Mohammad Javad Abdolhossein Qomi, Ph.D.

Assistant Professor, UC Irvine
Structures and Properties of Calcium-Silicate-Hydrates

Abstract

In American infrastructure report card, ASCE gives an unsatisfactory D+ grade to the U.S. infrastructure. This report reaffirms the long known dire condition of our degrading civil infrastructure that calls for immediate financial investment, basic research and public education. To date, the fundamental mechanisms behind the long-term performance of concrete and cementitious materials remain to be obscure. In this talk, we focus on calcium silicate hydrates (C-S-H), the major binding phase in concrete that is responsible for its strength and durability. We first present our recent efforts in developing consistent molecular models of C-S-H. In light of these new models, we explore chemophysical origins of C-S-H’s thermo-mechanical properties at the nano- and meso-scale. To this end, we first investigate whether nano-mechanical properties of C-S-H are driven by defects or density. Second, we examine the possibility of decreasing the thermal conductivity of C-S-H without reducing its mechanical properties. Finally, we discuss the role of intermolecular forces between C-S-H nano-layers in determining C-S-H’s mechanical properties and the prospect of creating chemistry-dependent meso-scale structures of C-S-H.

Bio

Mohammad Javad Abdohosseini Qomi, Ph.D. is an assistant professor in the department of civil and environmental engineering, at the University of California, Irvine.
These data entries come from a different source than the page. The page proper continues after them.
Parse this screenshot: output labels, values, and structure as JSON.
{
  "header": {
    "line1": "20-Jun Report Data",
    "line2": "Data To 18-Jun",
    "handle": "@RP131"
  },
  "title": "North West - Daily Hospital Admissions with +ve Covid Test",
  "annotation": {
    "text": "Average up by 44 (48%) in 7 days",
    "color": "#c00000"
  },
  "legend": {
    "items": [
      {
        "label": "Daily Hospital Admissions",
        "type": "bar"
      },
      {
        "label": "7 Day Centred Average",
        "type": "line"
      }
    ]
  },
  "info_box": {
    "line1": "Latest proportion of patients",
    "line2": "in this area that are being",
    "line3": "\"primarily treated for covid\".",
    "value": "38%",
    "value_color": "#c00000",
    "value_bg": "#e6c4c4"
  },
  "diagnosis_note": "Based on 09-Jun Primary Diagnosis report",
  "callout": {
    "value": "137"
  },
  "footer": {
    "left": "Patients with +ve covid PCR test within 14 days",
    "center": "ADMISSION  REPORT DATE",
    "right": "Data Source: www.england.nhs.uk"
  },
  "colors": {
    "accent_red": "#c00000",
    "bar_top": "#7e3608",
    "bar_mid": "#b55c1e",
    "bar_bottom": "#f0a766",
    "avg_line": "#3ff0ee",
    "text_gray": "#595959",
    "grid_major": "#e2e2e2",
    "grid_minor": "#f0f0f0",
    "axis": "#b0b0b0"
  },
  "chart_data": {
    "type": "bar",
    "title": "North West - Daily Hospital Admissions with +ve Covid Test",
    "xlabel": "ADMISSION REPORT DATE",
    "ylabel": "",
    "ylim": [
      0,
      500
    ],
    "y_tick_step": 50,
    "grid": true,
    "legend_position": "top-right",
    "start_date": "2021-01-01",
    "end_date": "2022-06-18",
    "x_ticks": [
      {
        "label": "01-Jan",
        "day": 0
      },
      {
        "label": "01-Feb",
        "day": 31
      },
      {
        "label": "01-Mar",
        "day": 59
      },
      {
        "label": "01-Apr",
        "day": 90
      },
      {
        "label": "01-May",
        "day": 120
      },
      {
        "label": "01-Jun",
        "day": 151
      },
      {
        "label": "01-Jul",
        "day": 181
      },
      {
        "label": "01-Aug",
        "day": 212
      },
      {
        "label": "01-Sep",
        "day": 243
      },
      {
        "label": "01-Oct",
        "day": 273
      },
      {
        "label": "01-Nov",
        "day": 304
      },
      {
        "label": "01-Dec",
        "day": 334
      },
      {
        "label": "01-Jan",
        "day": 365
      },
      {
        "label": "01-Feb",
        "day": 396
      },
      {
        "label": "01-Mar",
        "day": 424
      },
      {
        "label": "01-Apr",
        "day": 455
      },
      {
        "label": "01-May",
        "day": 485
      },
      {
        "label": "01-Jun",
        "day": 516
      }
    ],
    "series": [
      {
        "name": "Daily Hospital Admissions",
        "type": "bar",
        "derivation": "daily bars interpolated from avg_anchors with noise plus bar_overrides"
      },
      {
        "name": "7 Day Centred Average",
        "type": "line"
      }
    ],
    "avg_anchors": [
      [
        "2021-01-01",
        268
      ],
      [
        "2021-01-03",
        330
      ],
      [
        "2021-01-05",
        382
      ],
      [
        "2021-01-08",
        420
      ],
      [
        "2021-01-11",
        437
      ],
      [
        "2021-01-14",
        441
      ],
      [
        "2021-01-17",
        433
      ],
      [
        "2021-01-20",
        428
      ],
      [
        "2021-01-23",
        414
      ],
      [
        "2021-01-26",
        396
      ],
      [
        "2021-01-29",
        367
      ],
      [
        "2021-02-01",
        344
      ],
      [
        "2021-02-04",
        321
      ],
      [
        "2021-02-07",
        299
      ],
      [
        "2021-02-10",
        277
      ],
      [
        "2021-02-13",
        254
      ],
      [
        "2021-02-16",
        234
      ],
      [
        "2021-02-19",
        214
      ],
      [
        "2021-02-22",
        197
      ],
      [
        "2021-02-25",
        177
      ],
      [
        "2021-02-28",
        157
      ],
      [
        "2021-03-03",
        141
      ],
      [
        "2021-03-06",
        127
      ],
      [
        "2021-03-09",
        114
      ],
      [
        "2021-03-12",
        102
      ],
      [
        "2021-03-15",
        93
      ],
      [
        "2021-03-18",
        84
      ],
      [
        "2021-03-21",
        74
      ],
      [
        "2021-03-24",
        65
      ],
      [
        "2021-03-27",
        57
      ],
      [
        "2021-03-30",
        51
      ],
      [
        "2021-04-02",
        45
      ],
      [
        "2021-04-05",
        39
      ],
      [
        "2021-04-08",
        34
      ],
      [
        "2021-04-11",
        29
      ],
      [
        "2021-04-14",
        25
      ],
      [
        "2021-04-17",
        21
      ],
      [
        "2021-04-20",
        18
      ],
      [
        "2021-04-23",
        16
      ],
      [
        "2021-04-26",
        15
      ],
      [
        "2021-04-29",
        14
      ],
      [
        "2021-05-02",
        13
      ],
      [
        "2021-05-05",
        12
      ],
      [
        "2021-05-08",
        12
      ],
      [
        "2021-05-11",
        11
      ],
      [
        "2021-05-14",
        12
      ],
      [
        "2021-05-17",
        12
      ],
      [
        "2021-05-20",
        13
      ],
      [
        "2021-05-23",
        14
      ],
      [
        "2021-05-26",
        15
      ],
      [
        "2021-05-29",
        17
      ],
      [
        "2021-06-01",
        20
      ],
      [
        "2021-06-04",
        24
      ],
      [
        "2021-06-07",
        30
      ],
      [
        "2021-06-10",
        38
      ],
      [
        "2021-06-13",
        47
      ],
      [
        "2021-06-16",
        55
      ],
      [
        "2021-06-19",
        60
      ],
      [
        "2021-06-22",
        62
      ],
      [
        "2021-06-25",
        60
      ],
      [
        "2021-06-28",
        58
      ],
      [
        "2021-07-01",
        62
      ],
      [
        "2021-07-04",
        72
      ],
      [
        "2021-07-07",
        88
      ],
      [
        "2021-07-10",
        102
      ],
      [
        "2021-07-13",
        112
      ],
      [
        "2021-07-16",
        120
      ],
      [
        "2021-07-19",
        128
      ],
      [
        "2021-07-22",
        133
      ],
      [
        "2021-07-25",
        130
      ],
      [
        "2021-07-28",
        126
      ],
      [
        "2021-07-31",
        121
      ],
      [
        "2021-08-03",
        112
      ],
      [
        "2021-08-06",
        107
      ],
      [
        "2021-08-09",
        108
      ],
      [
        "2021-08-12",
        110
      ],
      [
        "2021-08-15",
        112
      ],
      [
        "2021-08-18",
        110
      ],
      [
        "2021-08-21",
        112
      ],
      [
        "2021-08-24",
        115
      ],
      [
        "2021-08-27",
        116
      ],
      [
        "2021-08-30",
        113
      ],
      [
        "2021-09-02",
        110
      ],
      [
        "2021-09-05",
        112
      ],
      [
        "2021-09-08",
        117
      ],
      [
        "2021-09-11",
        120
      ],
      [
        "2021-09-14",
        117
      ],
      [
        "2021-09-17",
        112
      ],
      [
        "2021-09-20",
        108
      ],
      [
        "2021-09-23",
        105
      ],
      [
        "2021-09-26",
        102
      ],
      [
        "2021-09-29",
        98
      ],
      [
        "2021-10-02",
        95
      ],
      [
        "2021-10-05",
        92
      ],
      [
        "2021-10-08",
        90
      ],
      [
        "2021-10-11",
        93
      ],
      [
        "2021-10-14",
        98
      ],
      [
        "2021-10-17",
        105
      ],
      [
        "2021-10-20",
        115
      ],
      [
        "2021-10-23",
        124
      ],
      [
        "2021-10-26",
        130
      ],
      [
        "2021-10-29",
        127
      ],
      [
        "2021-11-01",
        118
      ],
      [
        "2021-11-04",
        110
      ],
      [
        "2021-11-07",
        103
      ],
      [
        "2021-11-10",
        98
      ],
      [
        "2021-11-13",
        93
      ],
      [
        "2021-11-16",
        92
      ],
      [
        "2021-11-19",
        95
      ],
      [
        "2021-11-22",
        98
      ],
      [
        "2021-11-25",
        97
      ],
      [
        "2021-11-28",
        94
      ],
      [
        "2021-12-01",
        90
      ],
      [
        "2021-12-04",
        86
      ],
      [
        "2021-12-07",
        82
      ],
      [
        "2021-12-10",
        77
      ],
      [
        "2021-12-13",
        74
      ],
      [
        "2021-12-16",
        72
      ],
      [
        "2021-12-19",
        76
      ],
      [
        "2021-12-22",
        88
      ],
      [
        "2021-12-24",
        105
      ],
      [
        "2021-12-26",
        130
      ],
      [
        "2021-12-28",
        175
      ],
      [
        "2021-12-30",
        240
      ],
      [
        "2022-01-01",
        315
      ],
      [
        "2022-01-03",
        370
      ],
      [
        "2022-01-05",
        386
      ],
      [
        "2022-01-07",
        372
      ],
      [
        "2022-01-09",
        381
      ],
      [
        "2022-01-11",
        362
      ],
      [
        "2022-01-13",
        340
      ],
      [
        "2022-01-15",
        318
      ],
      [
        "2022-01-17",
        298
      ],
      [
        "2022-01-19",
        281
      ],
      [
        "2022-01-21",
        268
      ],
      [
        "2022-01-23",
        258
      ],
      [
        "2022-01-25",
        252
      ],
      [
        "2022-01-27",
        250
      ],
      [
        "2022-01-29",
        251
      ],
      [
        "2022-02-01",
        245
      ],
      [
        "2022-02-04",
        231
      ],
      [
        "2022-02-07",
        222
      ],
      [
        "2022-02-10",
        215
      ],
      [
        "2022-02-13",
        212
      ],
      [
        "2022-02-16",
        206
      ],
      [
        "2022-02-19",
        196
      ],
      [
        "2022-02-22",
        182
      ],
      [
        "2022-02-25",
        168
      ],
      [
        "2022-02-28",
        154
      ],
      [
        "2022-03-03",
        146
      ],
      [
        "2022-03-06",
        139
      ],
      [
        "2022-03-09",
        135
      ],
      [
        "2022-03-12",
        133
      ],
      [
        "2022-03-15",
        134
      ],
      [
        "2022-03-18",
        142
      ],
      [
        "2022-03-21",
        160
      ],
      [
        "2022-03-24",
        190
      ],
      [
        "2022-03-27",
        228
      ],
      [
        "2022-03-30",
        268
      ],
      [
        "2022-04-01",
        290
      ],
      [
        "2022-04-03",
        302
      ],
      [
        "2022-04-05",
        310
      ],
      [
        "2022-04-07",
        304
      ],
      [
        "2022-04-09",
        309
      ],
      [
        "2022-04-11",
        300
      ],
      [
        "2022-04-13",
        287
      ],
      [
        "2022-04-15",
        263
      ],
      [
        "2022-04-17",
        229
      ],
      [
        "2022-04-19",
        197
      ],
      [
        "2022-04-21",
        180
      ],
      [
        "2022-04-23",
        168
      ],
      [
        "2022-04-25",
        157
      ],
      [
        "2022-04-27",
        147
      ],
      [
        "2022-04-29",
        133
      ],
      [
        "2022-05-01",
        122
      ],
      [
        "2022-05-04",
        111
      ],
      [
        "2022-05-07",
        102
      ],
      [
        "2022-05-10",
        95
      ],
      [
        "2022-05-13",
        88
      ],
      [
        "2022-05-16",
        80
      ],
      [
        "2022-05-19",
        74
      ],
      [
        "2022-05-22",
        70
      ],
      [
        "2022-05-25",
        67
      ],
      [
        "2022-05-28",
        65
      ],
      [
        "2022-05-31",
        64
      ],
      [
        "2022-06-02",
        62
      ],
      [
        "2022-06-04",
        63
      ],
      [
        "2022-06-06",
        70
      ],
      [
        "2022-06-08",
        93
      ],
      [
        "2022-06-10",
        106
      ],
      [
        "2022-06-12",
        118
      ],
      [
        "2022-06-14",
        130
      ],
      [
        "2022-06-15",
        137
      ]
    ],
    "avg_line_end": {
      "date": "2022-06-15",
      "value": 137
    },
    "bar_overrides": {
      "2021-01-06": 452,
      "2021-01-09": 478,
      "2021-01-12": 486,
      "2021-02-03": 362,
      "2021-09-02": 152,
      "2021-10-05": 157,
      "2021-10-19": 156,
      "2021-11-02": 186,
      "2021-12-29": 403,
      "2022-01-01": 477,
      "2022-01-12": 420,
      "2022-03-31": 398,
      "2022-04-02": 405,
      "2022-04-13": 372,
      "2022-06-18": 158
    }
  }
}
He has 10+ years’ worth of experience developing and employing atomistic simulation to study the mechano-physical properties of materials at the nanoscale. For the past 7 years, he has employed atomistic simulation techniques to study the impact of chemical composition on the mechanical and physical properties of cementitious materials at the nanoscale. This includes investigation of chemical composition such as calcium-to-silicon ratio on the structure, elasticity, and strength of calciumsilicates phases in hardened cement paste. His current research aims to discover the underlying physical chemistry processes controlling durability of cementitious materials in extreme conditions pertinent to the oil well cementing, nuclear waste disposal and carbon sequestration. His research on cementitious materials are featured in various journals including, Nature Communications, Physical Review Letters, Journal of Physical Chemistry, Chemical Physics, American Ceramics Society, to name a few. He is an active member of the Engineering Mechanics Institute and American Ceramics Society Cement Division.